India has been called the pharmacy of the world. Many generic drugs are made there and much of its drug production is exported internationally. Thousands of fixed dose combination (FDC) drugs—where two or more drugs are combined in a set ratio in a single dose form, usually a tablet or capsule—are formulated, made and sold within India.
Many FDCs are safe and effective. They are used in situations where both the drug combination and the doses needed are standardised and stable, for example, in the treatment of HIV, for Parkinson’s disease and in contraceptive pills.
However, in a study investigating these drugs in India, we found thousands of FDCs on the market made up of formulations never approved for marketing by the national regulator, the Central Drugs Standard Control Organisation, and that were likely to be more harmful than beneficial to patients.
As two pharmacologists in India, writing in response to our study put it:
One can find any crazy drug combination which could give nightmares to any doctor who has some understanding of the concept of the rational use of medicine. It is simply beyond comprehension of any rationalist. Even antimicrobials are being combined weirdly, which is a grave challenge for crusaders against antimicrobial resistance.
FDCs in India
Considered an innovation of India’s national pharmaceutical industry, FDCs are promoted extensively and used in huge numbers within the country. These drugs are mostly available through wholesalers, pharmacies (not necessarily with a prescription), dispensing doctors, but some are used in hospitals too.
For years though, there has been disquiet. In 2007, the national regulator banned 294 of the drugs because they had never been approved for marketing but had been given manufacturing licenses by authorities. FDC manufacturers disputed the ban and the matter remains unresolved in the courts. In 2012, an Indian government committee investigating the standards and capacity of the regulator issued a report highlighting multiple problems, including FDC approvals.
The committee found state authorities were issuing manufacturing licenses for new formulations that were never approved. It said: “The end result is that many FDCs in the market have not been tested for efficacy and safety.
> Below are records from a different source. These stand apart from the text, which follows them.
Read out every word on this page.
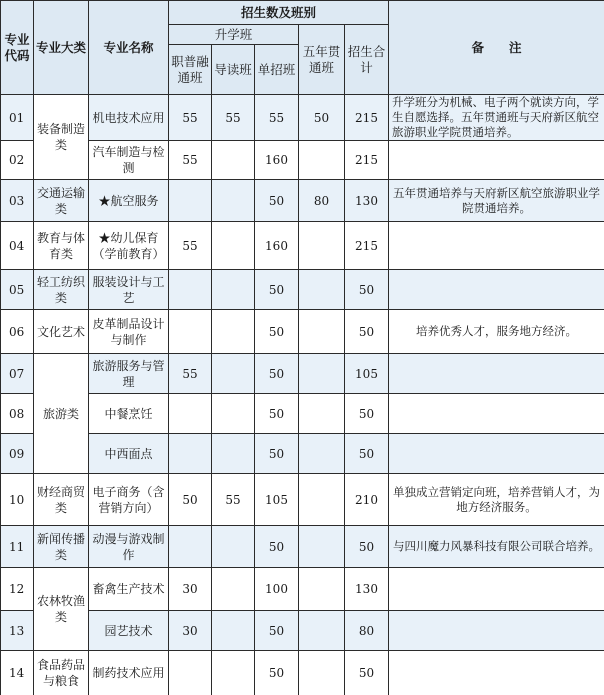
专业代码	专业大类	专业名称	招生数及班别					备　　注
			升学班			五年贯通班	招生合计	
			职普融通班	导读班	单招班			
01	装备制造类	机电技术应用	55	55	55	50	215	升学班分为机械、电子两个就读方向，学生自愿选择。五年贯通班与天府新区航空旅游职业学院贯通培养。
02		汽车制造与检测	55		160		215	
03	交通运输类	★航空服务			50	80	130	五年贯通培养与天府新区航空旅游职业学院贯通培养。
04	教育与体育类	★幼儿保育（学前教育）	55		160		215	
05	轻工纺织类	服装设计与工艺			50		50	
06	文化艺术	皮革制品设计与制作			50		50	培养优秀人才，服务地方经济。
07	旅游类	旅游服务与管理	55		50		105	
08		中餐烹饪			50		50	
09		中西面点			50		50	
10	财经商贸类	电子商务（含营销方向）	50	55	105		210	单独成立营销定向班，培养营销人才，为地方经济服务。
11	新闻传播类	动漫与游戏制作			50		50	与四川魔力风暴科技有限公司联合培养。
12	农林牧渔类	畜禽生产技术	30		100		130	
13		园艺技术	30		50		80	
14	食品药品与粮食	制药技术应用			50		50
This can put patients at risk”. Many formulations were also medically unnecessary.
The report noted that “ambiguities” in the rules on new drugs prior to an amendment to existing legislation in May 2002 might have encouraged the marketing of FDCs without approval. However, we identified no ambiguities in the drug rules and found that just as many unapproved new FDCs appeared on the market after the amendment as before.
The scale of the issue
The committee’s report included no investigation of the size of the problem or potential risks to patients, so we used drug approval records (1961-2013) and commercial sales data (2007-2012) to identify approved and unapproved FDCs on the market and calculate the quantities being sold.
We examined four areas: pain-relief, diabetes, anxiety/depression, and psychosis. We chose these because the drugs are commonly used and many, even when used alone, have serious side effects.
In the four areas, we found 175 FDC formulations on the market, 115 (66%) with no record of approval. Metformin drugs for diabetes had the best approval compliance, anti-psychotics the worst.
FDC formulations give rise to many branded products made by different pharmaceutical companies, each promoting their own products in a crowded marketplace. Among anti-inflammatories, there were almost 3,000 branded products, with more than 1,000 of them made from unapproved formulations. Vast volumes of these FDC products are sold in India.
Banned or restricted in other countries
Among the products on the market, we found numerous combinations containing drugs that are banned or restricted in other countries. Some of these were formulations actually approved by the regulator, others were unapproved. They included, for example, melitracen, an antidepressant widely banned owing to central nervous system toxicity (in India its top-selling combination with flupentixol, an anti-psychotic, was banned in 2013, re-approved, then banned again in 2014, and nimesulide, an analgesic also widely banned due to its association with liver toxicity and put under sales restrictions in 2007 by the European Medicines Agency.
Several anti-inflammatories included a muscle relaxant drug banned because of damage to dividing cells in the body while yet others contained two types of anti-inflammatory together, giving no advantage for pain but increasing the risk of serious side effects including bleeding in the stomach and heart attack.
Some combinations were potentially lethal, for example, an anti-psychotic containing two drugs from the same class, both individually associated with major toxicity including sudden death. Dozens of antidepressant and benzodiazepines included combinations of sedating drugs shown individually to increase the risk of falls and accidents.
Response and remedy
Following the committee report in 2012, the Indian government made attempts to improve FDC regulation. But there was little enforcement. In fact, manufacturers lobbied against regulatory change, making “an earnest appeal” to government to “maintain status quo”, both approved and unapproved, marketed up to September 2012. And that is exactly what has happened.
It is clear from our research that drug regulation in India, a key international exporter of medicines, needs a major overhaul. Unapproved FDCs should be banned and patients transferred to appropriate single drugs. Public health, not manufacturers’ commercial concerns, should inform the regulation of India’s drugs.
But all too often, as we have found, business comes first and citizens are the losers. Alongside Indian medical and legal colleagues, we are now working to see unapproved FDCs banned once and for all and to draft a new drugs act for India. With strong and clear legislation, a most important step will be taken to ensure that in the long term the people of India have safe and effective drugs made in their country.